Parece-nos, contudo, que entre as expressões possíveis da pulsão sexual, incluem-se
aquelas menos apaziguadoras e mais violentas na vida psíquica, aquelas menos
integradoras e mais desestruturantes para o ego. Em outras palavras, parece-nos que a
sexualidade humana não está restrita aos campos da objetalização e Eros, tais como
descritos por André Green e Freud respectivamente.
A nossa conclusão, em concordância com Jean Laplanche, é que não podemos
enquadrar a sexualidade – aquela que atua de forma menos regulada, menos unificada,
112

definida por Freud como perversa polimorfa – dentro de uma fórmula que a restrinja aos
propósitos da ligação, da unificação e, até mesmo, da adaptação – como Freud parece
vir a sustentar a partir de sua conceituação de Eros.
Ao atribuir à libido uma função fundamentalmente adaptativa, vinculando-a a
um princípio homeostático que visa proteger não somente a vida psíquica, mas a vida
orgânica (FREUD, 1924/2007, op. cit.), não tenderia Freud a neutralizar a dimensão não
ligada da sexualidade, aquela desestabilizadora e agressora para o ego, para o psiquismo
e até mesmo para a adaptação do homem?

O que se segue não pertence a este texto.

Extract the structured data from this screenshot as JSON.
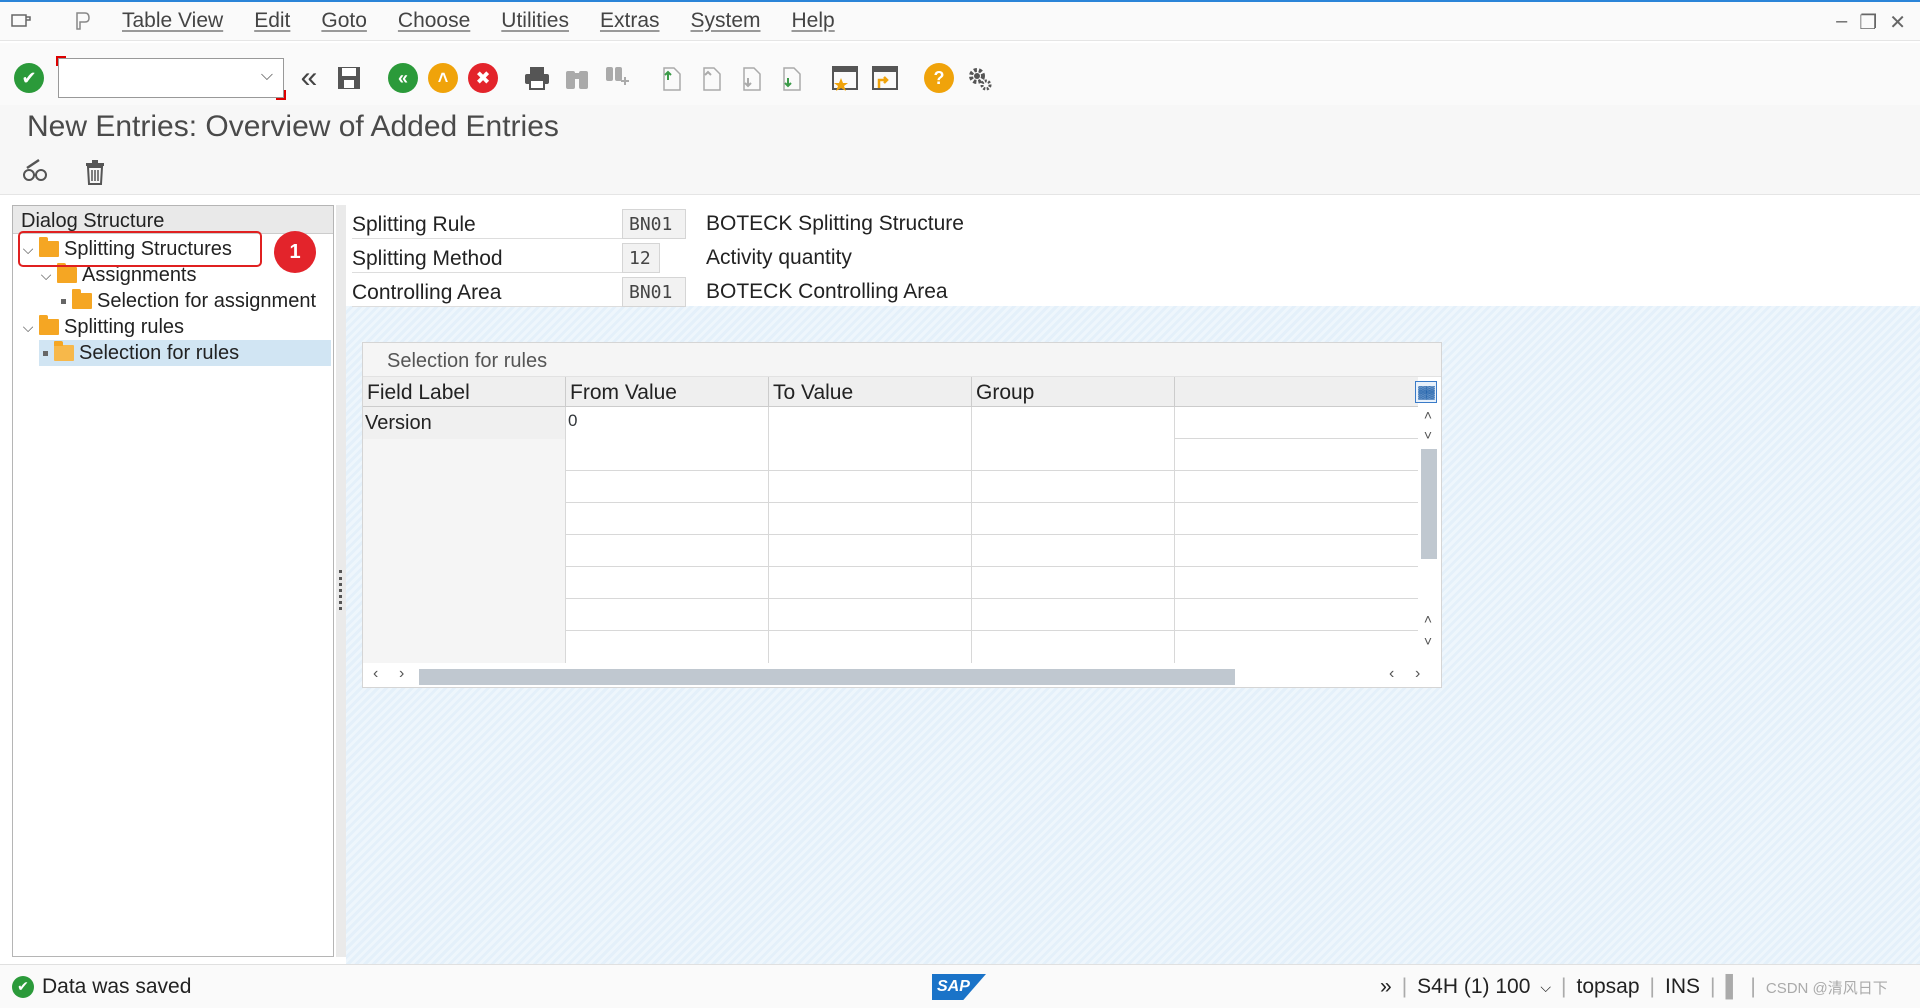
{
  "menubar": {
    "items": [
      "Table View",
      "Edit",
      "Goto",
      "Choose",
      "Utilities",
      "Extras",
      "System",
      "Help"
    ]
  },
  "toolbar": {
    "command_value": ""
  },
  "page_title": "New Entries: Overview of Added Entries",
  "tree": {
    "header": "Dialog Structure",
    "items": [
      {
        "label": "Splitting Structures"
      },
      {
        "label": "Assignments"
      },
      {
        "label": "Selection for assignment"
      },
      {
        "label": "Splitting rules"
      },
      {
        "label": "Selection for rules"
      }
    ],
    "annotation_badge": "1"
  },
  "header_fields": [
    {
      "label": "Splitting Rule",
      "value": "BN01",
      "desc": "BOTECK Splitting Structure"
    },
    {
      "label": "Splitting Method",
      "value": "12",
      "desc": "Activity quantity"
    },
    {
      "label": "Controlling Area",
      "value": "BN01",
      "desc": "BOTECK Controlling Area"
    }
  ],
  "table": {
    "title": "Selection for rules",
    "columns": [
      "Field Label",
      "From Value",
      "To Value",
      "Group"
    ],
    "rows": [
      {
        "label": "Version",
        "from": "0",
        "to": "",
        "group": ""
      }
    ]
  },
  "status": {
    "message": "Data was saved",
    "system": "S4H (1) 100",
    "host": "topsap",
    "mode": "INS",
    "watermark": "CSDN @清风日下"
  },
  "colors": {
    "accent": "#2a84d8",
    "ok_green": "#2b9a3a",
    "cancel_red": "#e3242b",
    "up_orange": "#f0a30a",
    "selected_row": "#d1e5f3"
  }
}
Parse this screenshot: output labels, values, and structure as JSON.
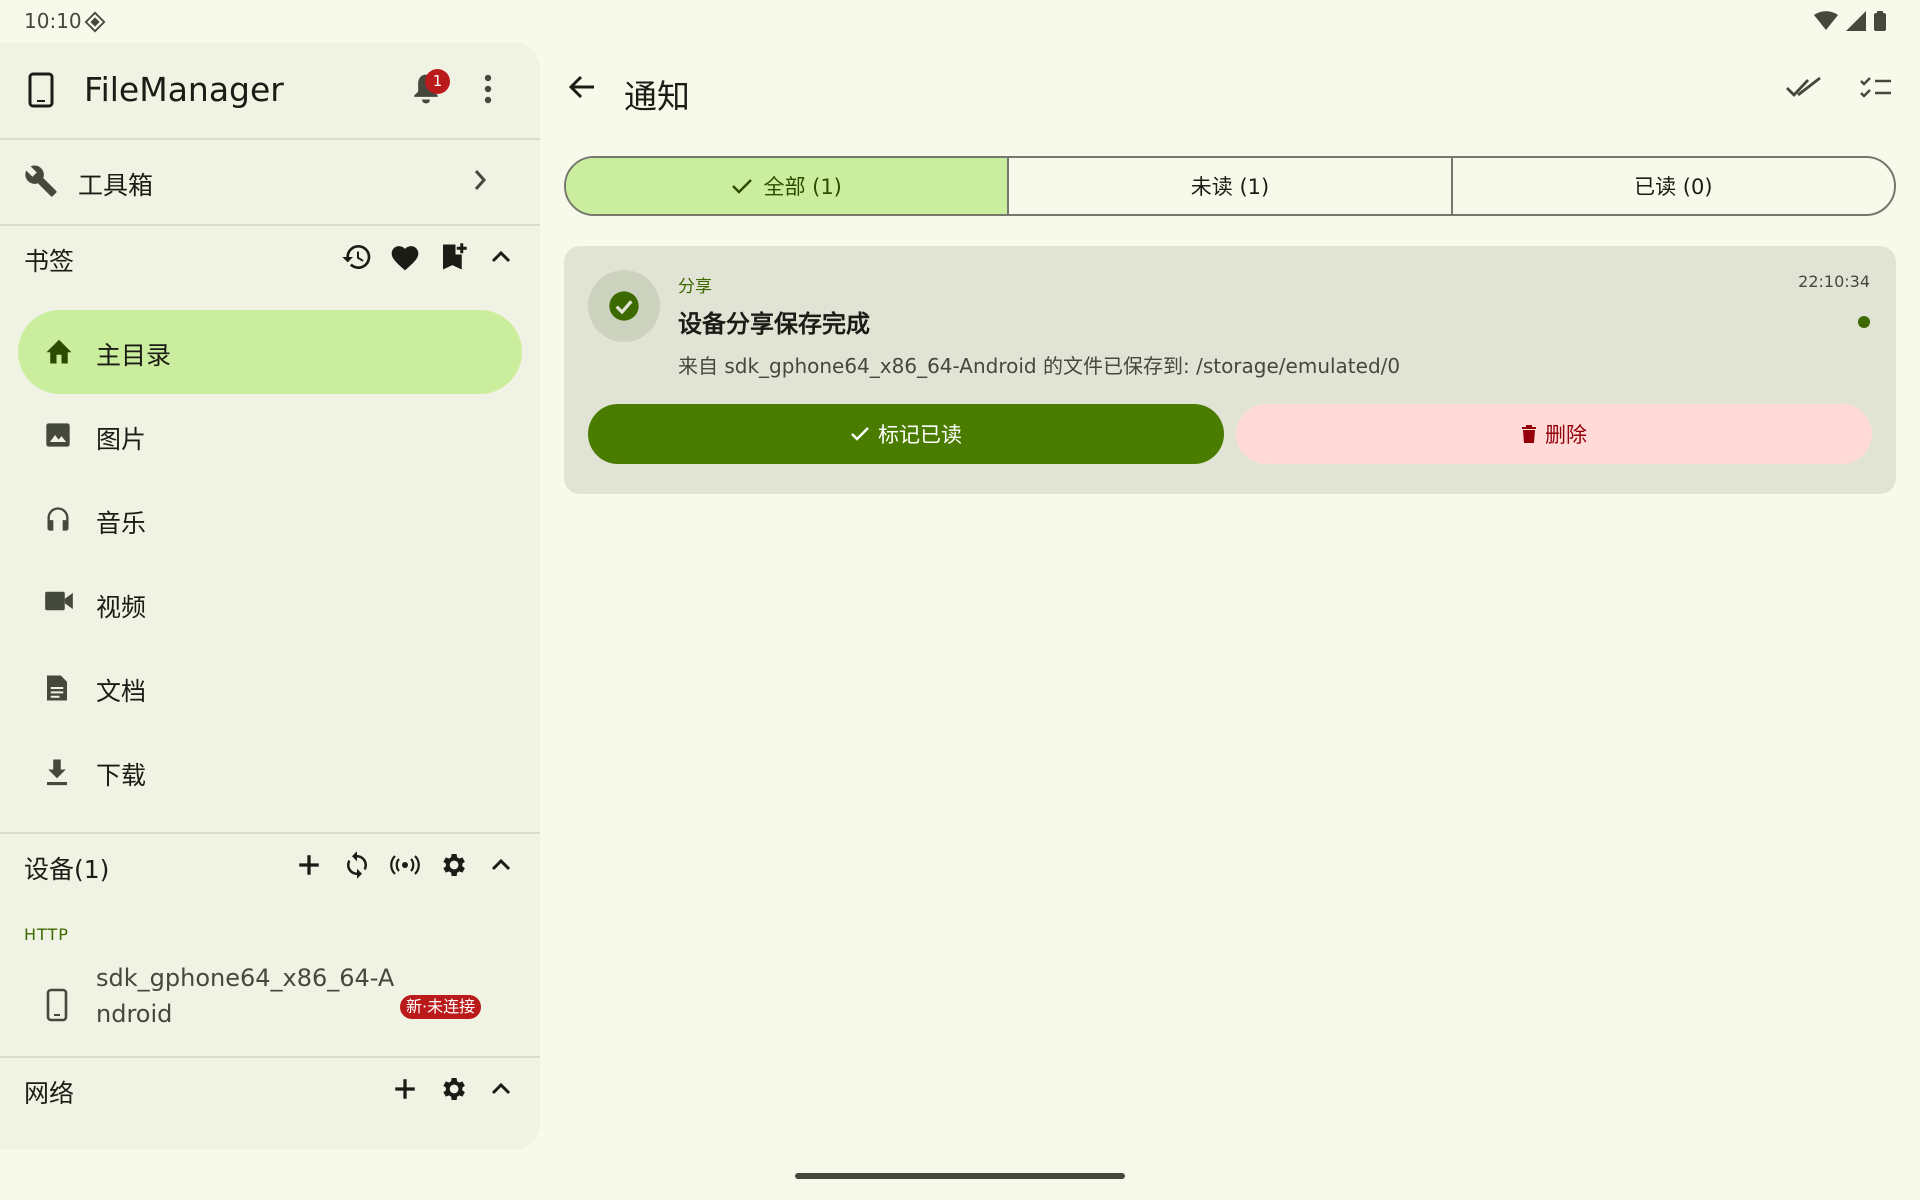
{
  "status_bar": {
    "time": "10:10"
  },
  "sidebar": {
    "app_title": "FileManager",
    "notification_count": "1",
    "toolbox_label": "工具箱",
    "bookmarks": {
      "title": "书签",
      "items": [
        {
          "label": "主目录",
          "icon": "home-icon",
          "active": true
        },
        {
          "label": "图片",
          "icon": "image-icon"
        },
        {
          "label": "音乐",
          "icon": "headphones-icon"
        },
        {
          "label": "视频",
          "icon": "videocam-icon"
        },
        {
          "label": "文档",
          "icon": "document-icon"
        },
        {
          "label": "下载",
          "icon": "download-icon"
        }
      ]
    },
    "devices": {
      "title": "设备(1)",
      "protocol_label": "HTTP",
      "items": [
        {
          "name": "sdk_gphone64_x86_64-Android",
          "status": "新·未连接"
        }
      ]
    },
    "network": {
      "title": "网络"
    }
  },
  "main": {
    "title": "通知",
    "tabs": [
      {
        "label": "全部 (1)",
        "selected": true
      },
      {
        "label": "未读 (1)",
        "selected": false
      },
      {
        "label": "已读 (0)",
        "selected": false
      }
    ],
    "notifications": [
      {
        "category": "分享",
        "title": "设备分享保存完成",
        "time": "22:10:34",
        "body": "来自 sdk_gphone64_x86_64-Android 的文件已保存到: /storage/emulated/0",
        "unread": true,
        "mark_read_label": "标记已读",
        "delete_label": "删除"
      }
    ]
  },
  "colors": {
    "background": "#f7faea",
    "sidebar": "#f0f2e3",
    "accent_container": "#cbed9e",
    "primary": "#4a7c00",
    "error": "#ba1a1a",
    "error_container": "#ffdad6"
  }
}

Paradoxalmente, é Freud quem vem
inaugurar e fornecer as bases de uma concepção ampliada e revolucionária da
sexualidade humana na qual o “sexual” é entendido como força cuja repercussão
psíquica é tão vital quanto mortífera, tão estruturante quanto desestruturante, força
constitutiva e absolutamente subversiva, no homem, à ordem natural.